# Adding Images To My Website?



## Fresh_Society (Apr 18, 2009)

So i finally built my own website from scratch using dreamweaver and some youtube tutorials...whenever i open it it takes long to load i have the files in PNG should they be in JPEG or something else in order to speed up the loading??

my website is havoksociety.com


----------



## BWD (Mar 8, 2009)

Fresh_Society said:


> So i finally built my own website from scratch using dreamweaver and some youtube tutorials...whenever i open it it takes long to load i have the files in PNG should they be in JPEG or something else in order to speed up the loading??
> 
> my website is havoksociety.com


I don t know, I checked your site for you and it loaded real quick for me. And you don t necessarily have that many images on there.
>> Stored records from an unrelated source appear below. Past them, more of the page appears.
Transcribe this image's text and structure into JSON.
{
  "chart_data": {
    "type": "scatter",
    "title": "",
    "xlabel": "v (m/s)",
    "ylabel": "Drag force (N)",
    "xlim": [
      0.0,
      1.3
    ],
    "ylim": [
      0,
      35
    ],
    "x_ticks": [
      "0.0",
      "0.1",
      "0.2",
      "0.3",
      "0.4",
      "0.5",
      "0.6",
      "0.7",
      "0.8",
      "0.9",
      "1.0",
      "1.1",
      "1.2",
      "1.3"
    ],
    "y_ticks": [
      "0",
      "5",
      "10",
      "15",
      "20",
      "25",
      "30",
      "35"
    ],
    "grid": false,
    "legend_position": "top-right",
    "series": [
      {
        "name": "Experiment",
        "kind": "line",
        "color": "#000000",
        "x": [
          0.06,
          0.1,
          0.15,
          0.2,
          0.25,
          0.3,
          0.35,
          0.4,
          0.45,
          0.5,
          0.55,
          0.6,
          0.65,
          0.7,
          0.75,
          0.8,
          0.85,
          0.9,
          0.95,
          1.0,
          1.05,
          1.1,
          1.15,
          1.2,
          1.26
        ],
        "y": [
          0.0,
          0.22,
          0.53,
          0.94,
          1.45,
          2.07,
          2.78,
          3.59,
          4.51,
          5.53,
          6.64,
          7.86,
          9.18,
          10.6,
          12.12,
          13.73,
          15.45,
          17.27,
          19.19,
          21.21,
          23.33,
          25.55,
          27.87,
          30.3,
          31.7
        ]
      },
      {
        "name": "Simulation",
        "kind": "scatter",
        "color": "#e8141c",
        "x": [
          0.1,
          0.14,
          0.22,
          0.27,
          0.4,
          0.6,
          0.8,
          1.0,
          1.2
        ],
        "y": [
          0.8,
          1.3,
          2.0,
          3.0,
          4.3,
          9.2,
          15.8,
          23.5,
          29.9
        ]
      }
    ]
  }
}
But if it worries you, smaller pics will load quicker or you can always set up the code to pre-load image files.


----------



## anprocil (Sep 16, 2009)

anyone ?
____________________

Installing hydronic and electric radiant floor heating systems | Radiant heat cost


----------



## Pwear (Mar 7, 2008)

loads nice and quick for me


----------



## pdpatch (Aug 30, 2009)

How fast a site loads, can be depended on how fast your local internet connection is. 

Also I found that you need to keep images below say 100 kilobits or even less. Most of the time you can get good looking images using 50 to 60 KB jpg images. png images can be twice as large as a jpg image for the same quality.


----------



## ladyumbrella (Aug 25, 2009)

Hey, just had a look at the site there, it seemed to stall for a second before the page loaded but then everything seemed to run smoothly...noticed a few typos in the about section as well - just to let you know..all the best with it...


----------



## miloumlx (Jul 1, 2009)

PNG files are usually heavier than JPEG, which are harder to optimize for the web, unless you've got the latest Photoshop or that you buy a special program. 

Only use PNG when you need a transparency.

I think you should save them as JPEG and optimize them for the web.


----------



## hostingdiva (Mar 31, 2006)

I took a look at your website and it does stall a bit when your images load initially. This is usually a sign that your images are too large. Most designers will splice (i.e., cut) the images into smaller pieces so that they load faster.

You should also convert the images into either the jpg or gif format. These are the standards for the web and you should stick to standards as much as possible. If you don't have a program for conversion - you can get IrfanView here - Working With Website Images - it's freeware that is pretty great 

Finally - gray text on a black background - really? Are you trying to kill my eyes?  If you're going to use black, you need to use light colors for the text - white, yellow, neon green, etc.


----------